Maar voor Melle Daamen zich in zijn laatste maanden in het Amsterdamse nog zorgen gaat maken over een ouderwets Mokumse krakersactie: zo ver zal het niet komen. Allereerst werken mensen in de kunstensector veel liever dan dat ze staken, is het lastig deuren sluiten met publieke middelen en heeft niet iedereen in de kunsten het even moeilijk. Want laten we eerlijk zijn: er zijn nog mensen in de culturele sector die wel normaal of soms zelfs gewoon goed verdienen, al geldt dat bijvoorbeeld niet voor de gemiddelde Nederlandse acteur. Het is bovendien niet zo dat een nieuwe generatie directeuren en leiders genoegen neemt met bijvoorbeeld de helft van het salaris van hun inmiddels bijna gepensioneerde voorgangers, om de andere helft vervolgens ruimhartig over jonge makers te verdelen. Ik bedoel maar. Waarom zou men ook?

Feit is dat de kunstensector steeds meer verdeeld raakt in instellingen en makers met geld enerzijds en zonder geld anderzijds. De eerste groep hoor je weinig in het protest, alles daaronder vanzelfsprekend het meest. Het is voor Nederland een redelijk nieuw verschijnsel, dat grote verschil tussen top en marge. Of zoals mijn Australische collega Vallejo Gantner in 2005 nog met oprechte verbazing vroeg: ‘Maar er bestaat toch helemaal geen fringe (marge) in Nederland?’.

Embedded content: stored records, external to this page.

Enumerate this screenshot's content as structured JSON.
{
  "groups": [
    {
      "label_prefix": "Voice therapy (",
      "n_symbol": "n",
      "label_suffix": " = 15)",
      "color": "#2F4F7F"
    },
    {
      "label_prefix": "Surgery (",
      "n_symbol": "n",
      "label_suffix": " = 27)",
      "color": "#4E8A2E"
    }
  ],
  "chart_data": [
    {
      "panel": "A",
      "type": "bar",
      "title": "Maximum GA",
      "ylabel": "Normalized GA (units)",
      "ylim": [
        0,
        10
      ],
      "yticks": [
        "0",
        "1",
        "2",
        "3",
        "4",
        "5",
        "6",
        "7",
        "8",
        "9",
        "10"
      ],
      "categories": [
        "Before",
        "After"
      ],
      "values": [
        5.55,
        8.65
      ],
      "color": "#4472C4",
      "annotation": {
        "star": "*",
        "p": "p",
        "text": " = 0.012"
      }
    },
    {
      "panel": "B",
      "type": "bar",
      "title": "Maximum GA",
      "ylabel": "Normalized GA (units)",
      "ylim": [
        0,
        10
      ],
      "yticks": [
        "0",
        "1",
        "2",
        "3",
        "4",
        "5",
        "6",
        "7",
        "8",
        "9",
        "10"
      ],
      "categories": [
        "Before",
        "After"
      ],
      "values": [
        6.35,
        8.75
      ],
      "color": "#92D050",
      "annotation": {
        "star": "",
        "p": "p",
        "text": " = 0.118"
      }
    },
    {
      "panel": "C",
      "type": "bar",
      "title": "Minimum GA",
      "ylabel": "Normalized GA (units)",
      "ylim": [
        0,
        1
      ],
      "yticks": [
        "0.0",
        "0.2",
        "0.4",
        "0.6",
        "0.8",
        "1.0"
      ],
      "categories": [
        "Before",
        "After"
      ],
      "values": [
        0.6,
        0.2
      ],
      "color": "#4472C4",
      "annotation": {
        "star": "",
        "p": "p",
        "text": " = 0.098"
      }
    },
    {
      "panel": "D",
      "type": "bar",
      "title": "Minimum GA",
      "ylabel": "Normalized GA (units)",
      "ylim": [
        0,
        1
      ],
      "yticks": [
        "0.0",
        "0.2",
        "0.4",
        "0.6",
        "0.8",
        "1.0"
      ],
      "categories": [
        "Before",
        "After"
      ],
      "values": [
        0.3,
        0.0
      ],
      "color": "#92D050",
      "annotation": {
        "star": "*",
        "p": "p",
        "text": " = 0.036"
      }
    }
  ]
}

Johan Simons riep enkele jaren geleden al dat er in Nederland een fijnmazig systeem kapot is gemaakt. En hij kan het weten want nergens is het gat tussen de gevestigde orde en de vrije subcultuur zo pijnlijk duidelijk als in Duitsland. Duitsland is een bijzonder ‘rijk’ theaterland met prachtige stadsgezelschappen met eigen, florerende theaters, maar wie rondkijkt in de Freie Szene in bijvoorbeeld Berlijn, ziet overwegend armoedige theatergebouwen met een charmante, zeg op zijn best ‘industriële’ vormgeving. De voorstellingen die ik er twee weken terug zag waren zo ruw, door nood gedwongen te goedkoop geproduceerd en onaf dat ik me de treinreis naar Berlijn had kunnen besparen.

In Kopenhagen was het afgelopen weekend al niet anders. ‘Het modewoord bij theatermakers uit de Deense frie scene is momenteel research. Het vervelende is alleen dat het vooral bij dat onderzoek blijft’, vertelde een Deense collega. Opvallend was dat het leek of de makers die ik aan het werk zag, niet echt een idee leken te hebben van wat er momenteel elders in de wereld gemaakt wordt. ‘Er wordt hier in Kopenhagen te veel naar de eigen navel gestaard’, bevestigde een andere collega die indruk.

Wat echter grote indruk op me maakte was de repetitie van de 50 jarige choreograaf Jens Bjerregaard die samen met ballerina Diana Cuni Mancini en de Nederlandse danseres Wubkje Kuindersma op de eerste verdieping van de Dansehallerne aan het werk was. Bjerregaard maakte er een stuk over de ouder wordende kunstenaar. De 41 jarige voormalig soliste Diana heeft tot voor kort haar hele leven bij het Koninklijk Ballet van Denemarken gewerkt. Het was voor het eerst sinds 6 jarige leeftijd dat ze in een ander gebouw repeteerde dan waar ze feitelijk in was opgegroeid. Tientallen jaren trainen in een professionele omgeving, levenslange toewijding en vakmanschap. Dat was te zien. Het ontroerde hevig.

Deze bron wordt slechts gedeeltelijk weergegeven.